Poland and Belarus are bound by an agreement on legal assistance and legal relations in civil, family, employment and criminal cases. Article 19 of the agreement says that legal assistance may be denied if the provision of such assistance runs counter to basic principles of national law. However, according to the spokesperson for the Prosecutor General’s Office, ‘The Office has carried out a request for legal assistance concerning Alexander Belyatsky. The motion itself failed to mention anything that would indicate that it targeted an opposition activist or his political action.’

Ignorance of Polish officials is overwhelming. At the same time, it seems worth mentioning, that they are not alone in this. Similar scandal occurred recently in Lithuania. It has been followed by dismissals of the officials responsible for the blunder. The same thing happened in Poland.

All this may lead to the conclusion that there is an urgent need to comprehensively regulate matters of legal assistance with third countries on EU level. At the moment there exist numerous bilateral agreements between Member States and third countries concerning legal assistance, and although they do contain exceptions relating to the citizens’ rights protection, prosecutors sometimes fail to apply them correctly. This has proved to lead to dramatic consequences.

At the EU level, cooperation has been established between Member States themselves, however when it comes to third countries, agreements have been concluded only with some states (US and Japan among others).

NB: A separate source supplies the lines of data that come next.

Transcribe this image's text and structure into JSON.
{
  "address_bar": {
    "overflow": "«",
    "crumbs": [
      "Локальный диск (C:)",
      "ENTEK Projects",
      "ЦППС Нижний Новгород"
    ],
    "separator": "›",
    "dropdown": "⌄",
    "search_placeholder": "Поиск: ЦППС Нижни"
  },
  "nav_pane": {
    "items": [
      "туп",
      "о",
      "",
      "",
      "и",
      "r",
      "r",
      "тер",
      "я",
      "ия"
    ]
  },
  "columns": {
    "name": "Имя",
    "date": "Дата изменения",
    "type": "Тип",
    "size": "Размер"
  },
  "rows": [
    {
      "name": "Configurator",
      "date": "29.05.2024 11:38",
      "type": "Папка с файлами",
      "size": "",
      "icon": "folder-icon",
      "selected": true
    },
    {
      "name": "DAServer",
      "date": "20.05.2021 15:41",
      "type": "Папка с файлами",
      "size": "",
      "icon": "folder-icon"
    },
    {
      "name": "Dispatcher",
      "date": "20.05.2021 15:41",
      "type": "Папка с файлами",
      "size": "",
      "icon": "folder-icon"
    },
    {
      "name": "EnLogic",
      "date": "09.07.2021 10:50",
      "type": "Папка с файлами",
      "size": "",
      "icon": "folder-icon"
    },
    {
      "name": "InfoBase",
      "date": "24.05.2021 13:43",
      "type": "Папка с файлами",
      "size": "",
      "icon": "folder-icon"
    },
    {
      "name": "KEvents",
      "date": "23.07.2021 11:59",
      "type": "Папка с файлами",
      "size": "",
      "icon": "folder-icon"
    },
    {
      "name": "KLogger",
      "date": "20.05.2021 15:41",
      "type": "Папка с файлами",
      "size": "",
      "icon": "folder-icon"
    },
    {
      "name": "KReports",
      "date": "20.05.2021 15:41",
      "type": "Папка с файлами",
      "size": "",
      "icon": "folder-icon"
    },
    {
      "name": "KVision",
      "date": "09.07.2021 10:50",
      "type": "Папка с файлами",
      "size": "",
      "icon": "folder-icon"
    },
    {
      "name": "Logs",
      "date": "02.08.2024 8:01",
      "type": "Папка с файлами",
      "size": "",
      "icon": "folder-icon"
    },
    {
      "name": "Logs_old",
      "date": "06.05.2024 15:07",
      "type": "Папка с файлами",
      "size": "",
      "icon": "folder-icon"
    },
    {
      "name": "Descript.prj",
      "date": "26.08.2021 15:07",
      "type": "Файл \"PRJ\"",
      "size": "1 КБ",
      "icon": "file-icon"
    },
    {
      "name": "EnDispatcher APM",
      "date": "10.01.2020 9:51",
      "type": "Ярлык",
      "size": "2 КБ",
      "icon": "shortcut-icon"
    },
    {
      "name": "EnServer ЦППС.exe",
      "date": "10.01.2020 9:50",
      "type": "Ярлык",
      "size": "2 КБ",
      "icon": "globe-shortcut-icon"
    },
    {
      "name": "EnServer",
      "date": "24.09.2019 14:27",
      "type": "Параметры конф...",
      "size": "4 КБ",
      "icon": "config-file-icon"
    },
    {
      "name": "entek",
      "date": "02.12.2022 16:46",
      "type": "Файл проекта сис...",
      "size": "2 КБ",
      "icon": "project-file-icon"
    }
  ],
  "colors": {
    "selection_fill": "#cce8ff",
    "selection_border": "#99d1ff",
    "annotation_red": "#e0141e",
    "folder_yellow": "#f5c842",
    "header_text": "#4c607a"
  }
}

Taking into consideration the case described above, it seems that the principle of subsidiarity would apply in this area – Member States obviously fail at handing the matters on their own. There is room for debate whether a new EU legislative instrument would solve the existing problem, if in the end it is always national officials who will apply it. In the light of the numerous arrests of activists not only in Belarus but also in Azerbaijan, however, there is undoubtedly a need to bring the problems of legal cooperation with non-democratic regimes, as well as the obligation to protect human rights defenders, to the EU agenda. Politicians in EU Member States think hard on how to support civil societies in Eastern Partnership countries. Maybe a good first step would be not to harm them.